Vaccino Ebola, ci siamo: trovata cura efficace! Farmaco

L’unico vaccino che si è riusciti a realizzare e sperimentare contro il virus Ebola su un ampio numero di persone ha dato una copertura del 100%. Lo afferma un comunicato dell’Organizzazione Mondiale della Sanità, che nei giorni scorsi, su Lancet, ha pubblicato i risultati definitivi di un test basatosi su quasi 12mila persone.

Il vaccino, denominato rVSV-ZEBOV, è stato sperimentato in Guinea sul finire dell’epidemia scoppiata nel 2014 con il metodo dei “cerchi concentrici”. In pratica, per ogni nuovo caso di infezione venivano identificate le persone più strette e i “contatti dei contatti”, arrivando così ad esaminare una platea di 80 persone. In una prima fase del test, ad ogni anello veniva quindi offerta la vaccinazione o subito, o dopo tre settimane, mentre dopo la pubblicazione dei risultati preliminari il vaccino è stato somministrato a tutti subito e anche ai bambini aventi un’età superiore ai 6 anni.
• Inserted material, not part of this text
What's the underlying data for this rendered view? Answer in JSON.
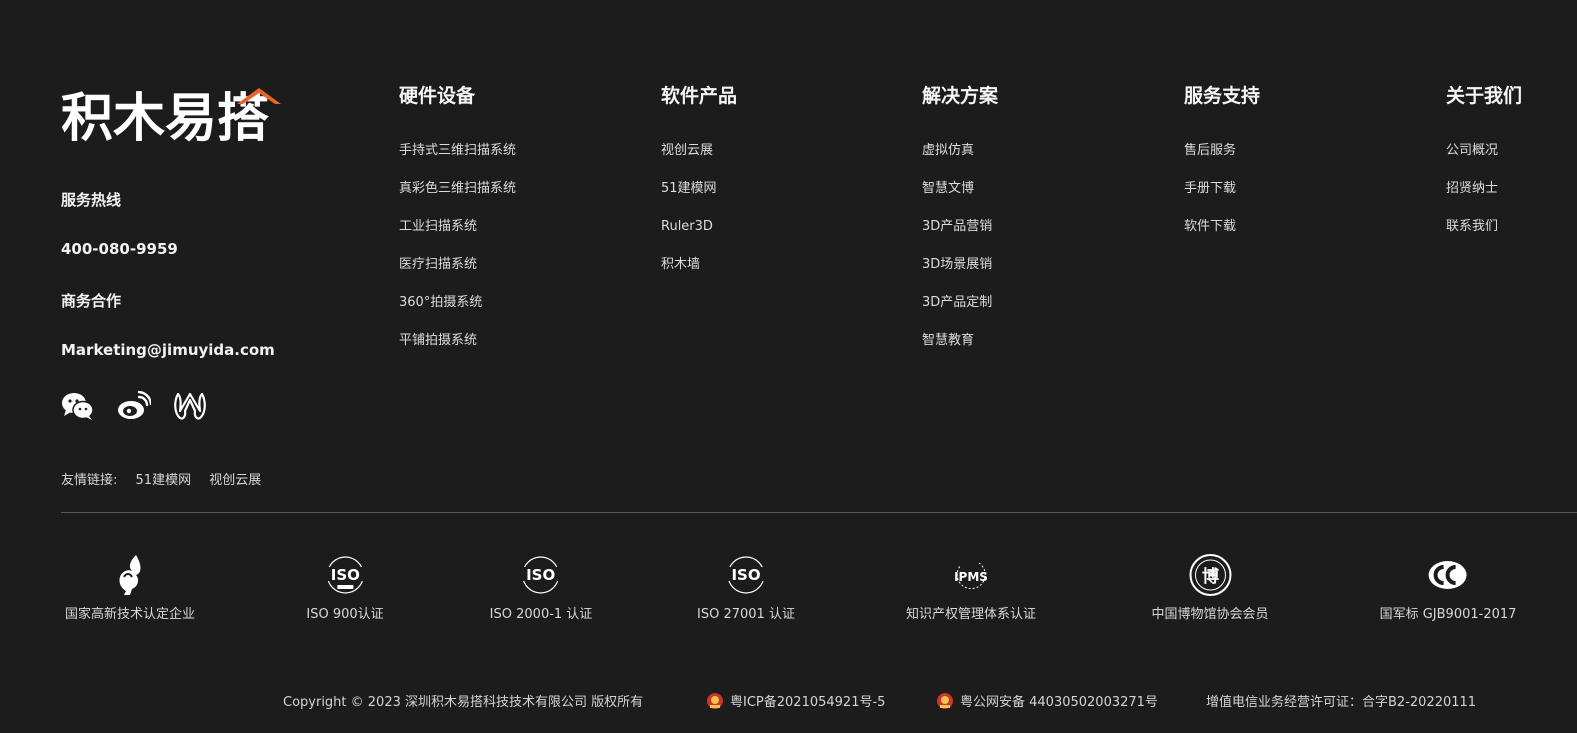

Nelle persone vaccinate immediatamente, conferma lo studio, non c’è stato alcun nuovo caso di infezione, mentre in quelle vaccinate con giorni di ritardo sono state registrate 23 infezioni. Il risultato fa sperare quindi che una eventuale prossima epidemia sarà fronteggiata con un metodo assolutamente all’avanguardia, capace cioè di bloccare la diffusione della malattia in tempi brevi e con una incredibile efficacia.

Due anni fa l’Ebola era riuscita a causare la bellezza di 11.300 morti. “Ebola ha lasciato un’eredità devastante nel nostro Paese. Siamo orgogliosi di essere riusciti a portare avanti un vaccino che impedirà ad altre nazioni di passare quello che abbiamo attraversato noi”, afferma Keita Sakoba, direttore della National Agency for Health Security in Guinea.

Lo scorso gennaio l’alleanza mondiale sui vaccini, il Gavi, ha assicurato 5 milioni di dollari alla Merck, cioè all’azienda che ha messo a punto il vaccino contro l’Ebola. Quei 5 milioni serviranno per permettere a Merck di andare avanti nelle pratiche per la registrazione del vaccino e per staccare 300mila dosi da utilizzare in caso di emergenza.